Goldenseal, Hydrastis canadensis L., is a herb that is widely used in dietary supplements, eye washes, and skin lotions. Goldenseal works as contact antimicrobial rather than a general antibiotic. It can be applied directly to open sores or inflamed skin for its soothing effect on inflamed mucous membranes, skinlike linings that protect many of the body's organs. Goldenseal is often used to treat bladder infections. Berberine extracts and decoctions (extracts obtained through boiling) have demonstrated significant antimicrobial activity against a variety of organisms including bacteria, viruses, fungi, protozoans, helminths, and chlamydia.

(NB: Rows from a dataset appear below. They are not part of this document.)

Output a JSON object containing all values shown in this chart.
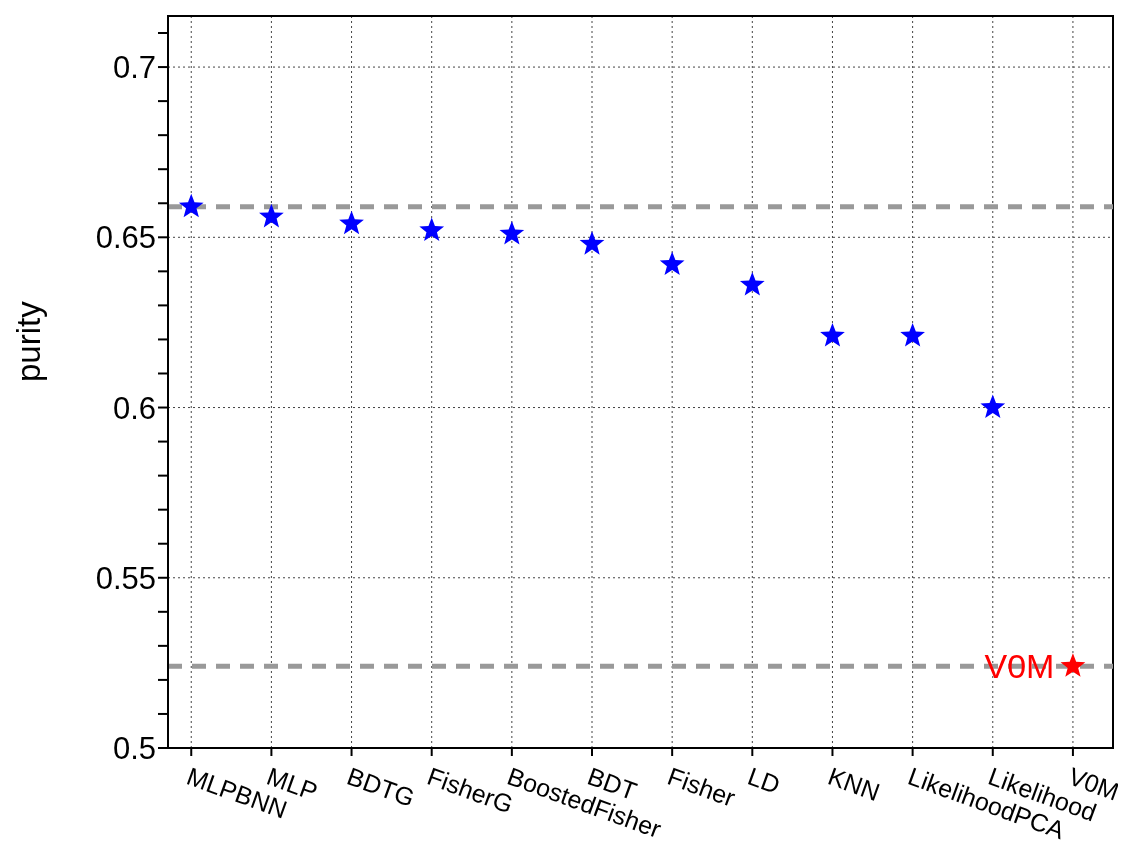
{
  "chart_data": {
    "type": "scatter",
    "ylabel": "purity",
    "marker": "star",
    "grid": true,
    "legend": false,
    "categories": [
      "MLPBNN",
      "MLP",
      "BDTG",
      "FisherG",
      "BoostedFisher",
      "BDT",
      "Fisher",
      "LD",
      "KNN",
      "LikelihoodPCA",
      "Likelihood",
      "V0M"
    ],
    "series": [
      {
        "color": "#0000ff",
        "values": [
          0.659,
          0.656,
          0.654,
          0.652,
          0.651,
          0.648,
          0.642,
          0.636,
          0.621,
          0.621,
          0.6,
          null
        ]
      },
      {
        "name": "V0M",
        "color": "#ff0000",
        "values": [
          null,
          null,
          null,
          null,
          null,
          null,
          null,
          null,
          null,
          null,
          null,
          0.524
        ]
      }
    ],
    "ylim": [
      0.5,
      0.715
    ],
    "yticks": [
      0.5,
      {
        "value": 0.51,
        "label": null
      },
      {
        "value": 0.52,
        "label": null
      },
      {
        "value": 0.53,
        "label": null
      },
      {
        "value": 0.54,
        "label": null
      },
      0.55,
      {
        "value": 0.56,
        "label": null
      },
      {
        "value": 0.57,
        "label": null
      },
      {
        "value": 0.58,
        "label": null
      },
      {
        "value": 0.59,
        "label": null
      },
      0.6,
      {
        "value": 0.61,
        "label": null
      },
      {
        "value": 0.62,
        "label": null
      },
      {
        "value": 0.63,
        "label": null
      },
      {
        "value": 0.64,
        "label": null
      },
      0.65,
      {
        "value": 0.66,
        "label": null
      },
      {
        "value": 0.67,
        "label": null
      },
      {
        "value": 0.68,
        "label": null
      },
      {
        "value": 0.69,
        "label": null
      },
      0.7,
      {
        "value": 0.71,
        "label": null
      }
    ],
    "ref_lines": [
      {
        "axis": "y",
        "value": 0.659,
        "color": "#999999",
        "line_style": "dashed"
      },
      {
        "axis": "y",
        "value": 0.524,
        "color": "#999999",
        "line_style": "dashed"
      }
    ]
  }
}
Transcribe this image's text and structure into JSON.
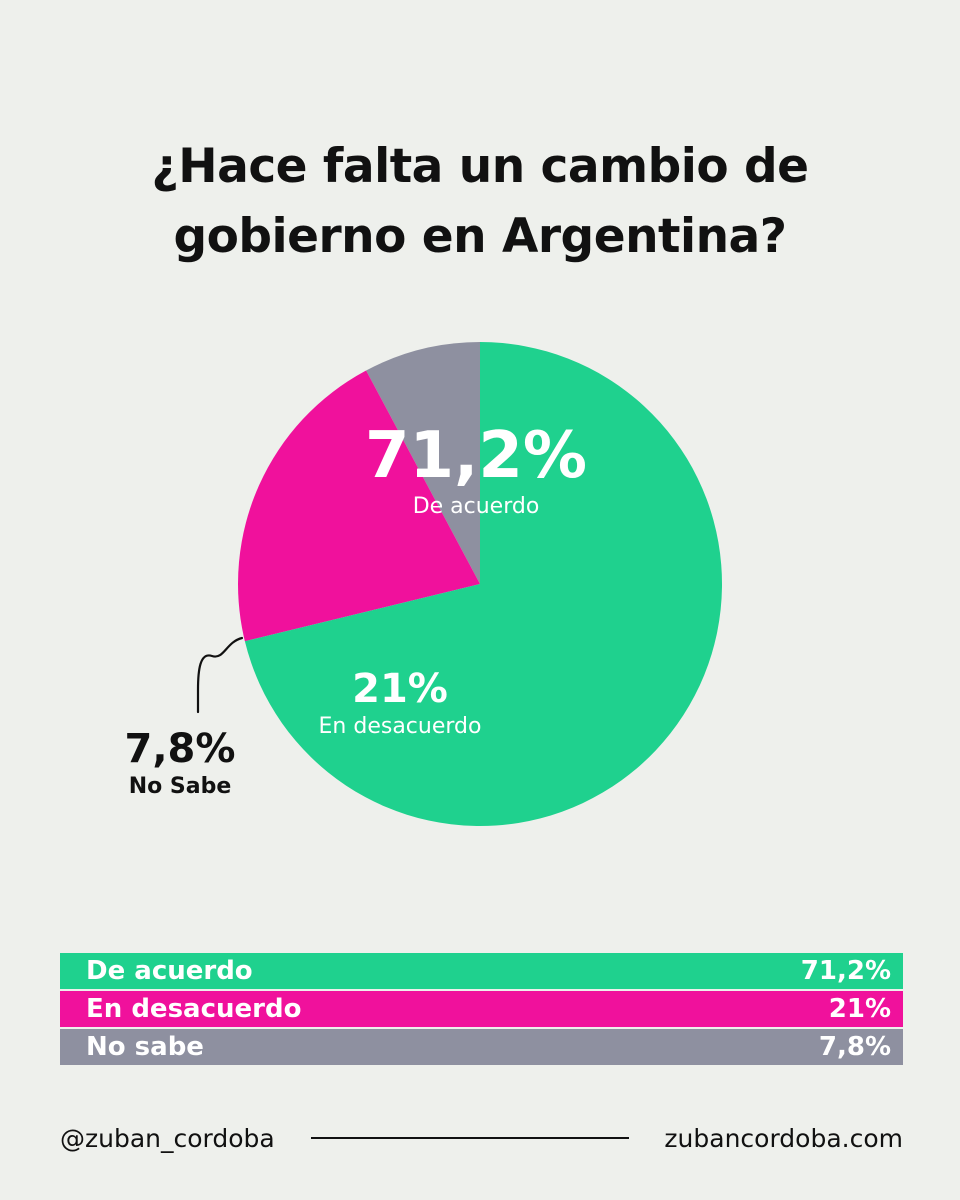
{
  "chart_data": {
    "type": "pie",
    "title_lines": [
      "¿Hace falta un cambio de",
      "gobierno en Argentina?"
    ],
    "slices": [
      {
        "label": "De acuerdo",
        "value": 71.2,
        "display": "71,2%",
        "color": "#1fd18e"
      },
      {
        "label": "En desacuerdo",
        "value": 21,
        "display": "21%",
        "color": "#f0119c"
      },
      {
        "label": "No Sabe",
        "value": 7.8,
        "display": "7,8%",
        "color": "#8e90a0"
      }
    ]
  },
  "legend": [
    {
      "label": "De acuerdo",
      "value": "71,2%",
      "color": "#1fd18e"
    },
    {
      "label": "En desacuerdo",
      "value": "21%",
      "color": "#f0119c"
    },
    {
      "label": "No sabe",
      "value": "7,8%",
      "color": "#8e90a0"
    }
  ],
  "footer": {
    "handle": "@zuban_cordoba",
    "website": "zubancordoba.com"
  },
  "colors": {
    "background": "#eef0ec",
    "text": "#111111"
  }
}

The plant is also used for reducing inflammation from sores and ulcers of the mouth and eyes. Pets with allergic conjunctivitis (runny eyes) may benefit from eye drops made from goldenseal. Its active component, berberine is helpful in treating tapeworms (in conjunction with garlic and for treating giardial and E. coli infections of the intestinal tract. In animal experiments goldenseal has shown powerful anticancer activity against brain tumors. In humans goldenseal has shown evidence of being effective in lowering LDL (bad cholesterol) levels. Goldenseal may enhance immune function by increasing antigen-specific immunoglobulin production. Due to similar qualities (and the fact that goldenseal is an endangered plant), Oregon grape, and goldenthread can be used in place of goldenseal.
Goldenseal should not be used in pregnant animals or in pets with low blood sugar levels (as goldenseal further lowers blood sugar). Long-term use of goldenseal may cause high blood pressure and should not be used in pets with kidney failure or in cats with hyperthyroidism, in pets with jaundice or liver disease. It is recommended that goldenseal be used for no more than 7 days in a row, with a break of 5 to 7 days before resuming use, to prevent overstimulation of the liver.